'Of course,' said Betty. 'There is no going through the ages without some fatigue—for a common mortal.'

'We are doing too much,' said Pitt. 'The Abbey cannot be properly seen in this way. One should take part at a time, and come many times.'

'No chance for me,' said Betty. 'This is my first and my last.' She looked back as she spoke towards the tombs they were leaving, and wished, almost, that she were as still as they. She felt her eyes suffusing, and hastily went on. 'I shall be going home, I expect, in a few days—as soon as I find an opportunity. I have stayed too long now, but Mrs. Dallas has over-persuaded me. I am glad I have had this, at any rate.'

She was capable of no more words just then, and was about to move forward, when Pitt by a motion of his hand detained her.

'One moment,' said he. 'Do you say that you are thinking of returning to America?'

'Yes. It is time.'

'I would beg you, if I might, to reconsider that,' he said. 'If you could stay with my mother a while longer, it would be, I am sure, a great boon to her; for I am going away. I must take a run over to America—I have business in New York—must be gone several weeks at least. Cannot you stay and go down into Westmoreland with her?'

It seemed to Betty that she became suddenly cold, all over. Yet she was sure there was no outward manifestation in face or manner of what she felt. She answered mechanically, indifferently, that she 'would see'; and they went forward to rejoin their companions. But of the rest of the objects that were shown them in the Abbey she simply saw nothing. The image of Esther was before her; in New York, found by Pitt; in Westminster Abbey, brought thither by him, and lingering where her own feet now lingered; in the house at Kensington, going up the beautiful staircase, and standing before the cabinet of coins in the library. Above all, found by Pitt in New York. For he would find her; perhaps even now he had news of her; she would be coming with hope and gladness and honour over the sea, while she herself would be returning, crossing the same sea the other way,—in every sense the other way,—in mortification and despair and dishonour. Not outward dishonour, and yet the worst possible; dishonour in her own eyes. What a fool she had been, to meddle in this business at all! She had done it with her eyes open, trusting that she could exercise her power upon anybody and yet remain in her own power. Just the reverse of that had come to pass, and she had nobody to blame but herself. If Pitt was leaving his father and mother in England, to go to New York, it could be on only one business. The game, for her, was up.

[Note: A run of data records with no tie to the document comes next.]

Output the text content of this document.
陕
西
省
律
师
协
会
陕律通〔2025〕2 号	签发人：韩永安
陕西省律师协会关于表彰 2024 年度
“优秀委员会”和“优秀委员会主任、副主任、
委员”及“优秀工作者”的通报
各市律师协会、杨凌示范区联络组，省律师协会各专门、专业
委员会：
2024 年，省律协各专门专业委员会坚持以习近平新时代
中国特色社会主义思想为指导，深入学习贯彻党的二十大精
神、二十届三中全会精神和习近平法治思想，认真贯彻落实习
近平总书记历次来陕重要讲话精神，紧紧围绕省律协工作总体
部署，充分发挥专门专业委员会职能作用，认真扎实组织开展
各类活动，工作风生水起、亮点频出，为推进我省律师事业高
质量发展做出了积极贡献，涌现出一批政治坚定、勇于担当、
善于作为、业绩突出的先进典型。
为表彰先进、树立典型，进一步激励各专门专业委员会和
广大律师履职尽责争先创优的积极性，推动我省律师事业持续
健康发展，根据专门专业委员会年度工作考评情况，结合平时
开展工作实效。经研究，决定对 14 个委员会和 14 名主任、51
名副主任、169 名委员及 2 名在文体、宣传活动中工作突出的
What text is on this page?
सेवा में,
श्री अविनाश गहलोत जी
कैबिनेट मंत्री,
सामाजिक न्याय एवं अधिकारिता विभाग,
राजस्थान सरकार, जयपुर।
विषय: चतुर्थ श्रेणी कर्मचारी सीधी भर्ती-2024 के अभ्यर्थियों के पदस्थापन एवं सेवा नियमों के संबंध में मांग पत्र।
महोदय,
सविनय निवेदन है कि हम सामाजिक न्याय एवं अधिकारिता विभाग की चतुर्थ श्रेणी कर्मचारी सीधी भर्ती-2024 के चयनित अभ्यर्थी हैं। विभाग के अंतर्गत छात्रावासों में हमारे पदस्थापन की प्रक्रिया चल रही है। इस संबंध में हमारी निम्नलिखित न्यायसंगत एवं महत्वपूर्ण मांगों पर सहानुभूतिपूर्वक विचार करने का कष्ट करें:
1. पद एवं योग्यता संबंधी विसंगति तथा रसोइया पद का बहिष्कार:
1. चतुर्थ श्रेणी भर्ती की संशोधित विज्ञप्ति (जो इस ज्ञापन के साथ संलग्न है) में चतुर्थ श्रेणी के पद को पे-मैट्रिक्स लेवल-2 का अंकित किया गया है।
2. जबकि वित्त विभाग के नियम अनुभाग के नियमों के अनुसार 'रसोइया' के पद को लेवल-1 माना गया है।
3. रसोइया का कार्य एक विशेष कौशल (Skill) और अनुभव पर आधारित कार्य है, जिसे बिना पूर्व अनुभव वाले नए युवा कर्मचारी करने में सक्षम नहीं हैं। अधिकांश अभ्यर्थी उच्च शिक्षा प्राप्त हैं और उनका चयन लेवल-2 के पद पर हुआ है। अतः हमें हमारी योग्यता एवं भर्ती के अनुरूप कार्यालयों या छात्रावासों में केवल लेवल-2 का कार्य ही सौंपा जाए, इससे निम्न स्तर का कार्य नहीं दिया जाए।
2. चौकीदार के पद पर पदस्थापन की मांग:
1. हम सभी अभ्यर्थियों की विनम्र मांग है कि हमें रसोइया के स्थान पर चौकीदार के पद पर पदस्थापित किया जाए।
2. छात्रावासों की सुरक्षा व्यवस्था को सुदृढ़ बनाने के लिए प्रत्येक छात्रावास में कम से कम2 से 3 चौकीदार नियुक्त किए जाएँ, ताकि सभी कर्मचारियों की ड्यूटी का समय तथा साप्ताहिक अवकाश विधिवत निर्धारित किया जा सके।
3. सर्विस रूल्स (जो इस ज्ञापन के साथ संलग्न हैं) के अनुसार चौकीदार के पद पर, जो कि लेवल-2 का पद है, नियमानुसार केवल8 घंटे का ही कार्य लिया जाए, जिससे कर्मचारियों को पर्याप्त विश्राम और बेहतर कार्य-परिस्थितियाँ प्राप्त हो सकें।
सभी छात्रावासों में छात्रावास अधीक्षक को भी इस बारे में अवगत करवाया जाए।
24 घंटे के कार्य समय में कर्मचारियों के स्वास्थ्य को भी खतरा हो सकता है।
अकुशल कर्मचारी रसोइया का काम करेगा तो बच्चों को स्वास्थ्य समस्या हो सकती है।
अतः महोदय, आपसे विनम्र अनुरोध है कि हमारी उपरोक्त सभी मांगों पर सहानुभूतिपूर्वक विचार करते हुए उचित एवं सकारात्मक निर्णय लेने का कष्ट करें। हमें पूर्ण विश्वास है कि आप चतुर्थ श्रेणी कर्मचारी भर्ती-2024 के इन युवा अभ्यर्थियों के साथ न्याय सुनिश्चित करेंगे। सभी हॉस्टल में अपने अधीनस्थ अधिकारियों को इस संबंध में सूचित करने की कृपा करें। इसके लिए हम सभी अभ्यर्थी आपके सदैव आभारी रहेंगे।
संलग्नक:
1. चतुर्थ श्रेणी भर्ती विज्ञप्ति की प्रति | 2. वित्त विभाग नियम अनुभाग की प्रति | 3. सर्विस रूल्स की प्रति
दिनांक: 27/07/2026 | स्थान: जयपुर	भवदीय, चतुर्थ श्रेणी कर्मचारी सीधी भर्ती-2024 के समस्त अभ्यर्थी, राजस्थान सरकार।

There were weeks of torture before her, she knew,—slow torture,—during which she must show as little of what she felt as an Indian at the stake. She must be with Mrs. Dallas, and hear the whole matter talked of, and from point to point as the history went on; and must help talk of it. For if Pitt was going to New York now, Betty was not; that was a fixed thing. She must stay for the present where she was.

She was a little pale and tired, they said on the drive home. And that was all anybody ever knew.